Il faut dire que certains recoins de la communauté Bitcoin sont, en fait, fanatiques de diverses manières. J’en ai moi-même été témoin. Et nous devons tous, toujours condamner une telle bigoterie lorsqu’elle est rencontrée, simplement comme une question de décence et d’humanité. Quelque chose de similaire était vrai aux premiers jours d’Internet, lorsque les néonazis recrutaient sur des tableaux d’affichage en ligne. En pourcentage, les groupes de suprématie blanche ont probablement entaché Internet dans une plus grande mesure qu’ils ne polluent actuellement la blockchain Bitcoin, et en fait, ce recrutement en ligne est toujours un problème. Les algorithmes de YouTube et Facebook ont probablement fait autant que tout pour radicaliser des segments de notre société. Pourtant, rares sont ceux qui appellent à la fermeture d’Internet ou font honte à tous ses utilisateurs car il s’agit d’un outil de recrutement néo-nazi. Au lieu de cela, nous reconnaissons la difficulté inhérente au problème : il existe des compromis inévitables entre la liberté d’expression, l’utilité et la sécurité, et nous reconnaissons également les dangers de désigner et d’habiliter les autorités sur la question de savoir quel discours devrait et ne devrait pas être autorisé par réseaux de communication.

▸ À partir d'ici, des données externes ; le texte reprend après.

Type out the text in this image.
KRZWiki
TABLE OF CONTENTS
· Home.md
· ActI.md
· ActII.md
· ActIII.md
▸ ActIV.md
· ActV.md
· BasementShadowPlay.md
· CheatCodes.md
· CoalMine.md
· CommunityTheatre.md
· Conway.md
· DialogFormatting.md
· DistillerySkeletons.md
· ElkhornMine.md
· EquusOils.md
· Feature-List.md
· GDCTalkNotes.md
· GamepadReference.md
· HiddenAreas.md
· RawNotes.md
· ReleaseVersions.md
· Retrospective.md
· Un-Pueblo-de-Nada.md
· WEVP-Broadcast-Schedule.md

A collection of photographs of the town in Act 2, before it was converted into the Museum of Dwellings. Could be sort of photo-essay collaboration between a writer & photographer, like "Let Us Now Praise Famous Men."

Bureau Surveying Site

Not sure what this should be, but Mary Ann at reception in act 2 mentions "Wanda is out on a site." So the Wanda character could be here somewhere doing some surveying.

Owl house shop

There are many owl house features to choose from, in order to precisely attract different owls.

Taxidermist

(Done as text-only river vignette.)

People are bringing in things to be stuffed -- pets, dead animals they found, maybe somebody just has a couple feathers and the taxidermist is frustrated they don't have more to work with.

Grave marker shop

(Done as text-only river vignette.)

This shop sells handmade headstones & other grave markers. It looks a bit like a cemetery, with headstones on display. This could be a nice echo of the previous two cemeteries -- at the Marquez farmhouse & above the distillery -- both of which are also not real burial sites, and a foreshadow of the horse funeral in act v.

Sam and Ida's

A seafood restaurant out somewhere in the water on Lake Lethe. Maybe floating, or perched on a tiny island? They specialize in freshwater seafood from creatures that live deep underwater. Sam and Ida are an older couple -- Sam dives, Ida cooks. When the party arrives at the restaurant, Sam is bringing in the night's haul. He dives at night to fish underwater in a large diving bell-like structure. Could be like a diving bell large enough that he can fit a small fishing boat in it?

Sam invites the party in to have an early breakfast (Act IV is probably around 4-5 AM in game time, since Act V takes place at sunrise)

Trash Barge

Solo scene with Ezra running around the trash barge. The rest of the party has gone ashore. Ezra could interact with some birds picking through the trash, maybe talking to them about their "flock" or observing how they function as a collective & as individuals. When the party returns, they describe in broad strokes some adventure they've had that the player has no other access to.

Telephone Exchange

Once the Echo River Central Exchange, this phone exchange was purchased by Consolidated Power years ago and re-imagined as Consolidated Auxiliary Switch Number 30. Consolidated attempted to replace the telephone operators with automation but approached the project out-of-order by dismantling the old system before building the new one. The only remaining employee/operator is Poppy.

C’est peut-être trop demander de la subtilité, de la complexité, à l’ère des déclics. Mais le vrai problème ici est de savoir si, dans l’ensemble, les avantages de la résistance à la censure du bitcoin l’emportent sur les conséquences négatives du bitcoin dépensé de manière odieuse et accumulé par des personnages néfastes. Ici se trouve une question philosophique profonde sur la portée et les limites appropriées de nos droits de propriété et d’échange, ainsi qu’une question empirique sur les résultats positifs et négatifs permis par la technologie de Bitcoin. En l’absence de comparaisons appropriées, de contexte absent sur le réseau dans son ensemble, d’imagination absente sur les possibilités du bitcoin dans tout le spectre moral, nous nous retrouvons avec un sentiment dégoûtant, mais rien de substantiel. Peut-être que c’était le point.
Remerciements
Cet article a été inspiré par une conversation avec un groupe de Bitcoiners progressistes. Pour les journalistes ou les chercheurs qui ne savent peut-être pas qu’il existe un Bitcoiner progressif, cette collection de ressources est un excellent point de départ.
Merci à @jyn_urso, Andrew Bailey, Nicole Dobrow, Lawrence Douglas et Kyle Saunders pour leurs commentaires sur une version antérieure.
Ceci est un article invité par Troy Cross. Les opinions exprimées sont entièrement les leurs et ne reflètent pas nécessairement celles de BTC Inc ou Bitcoin Magazine.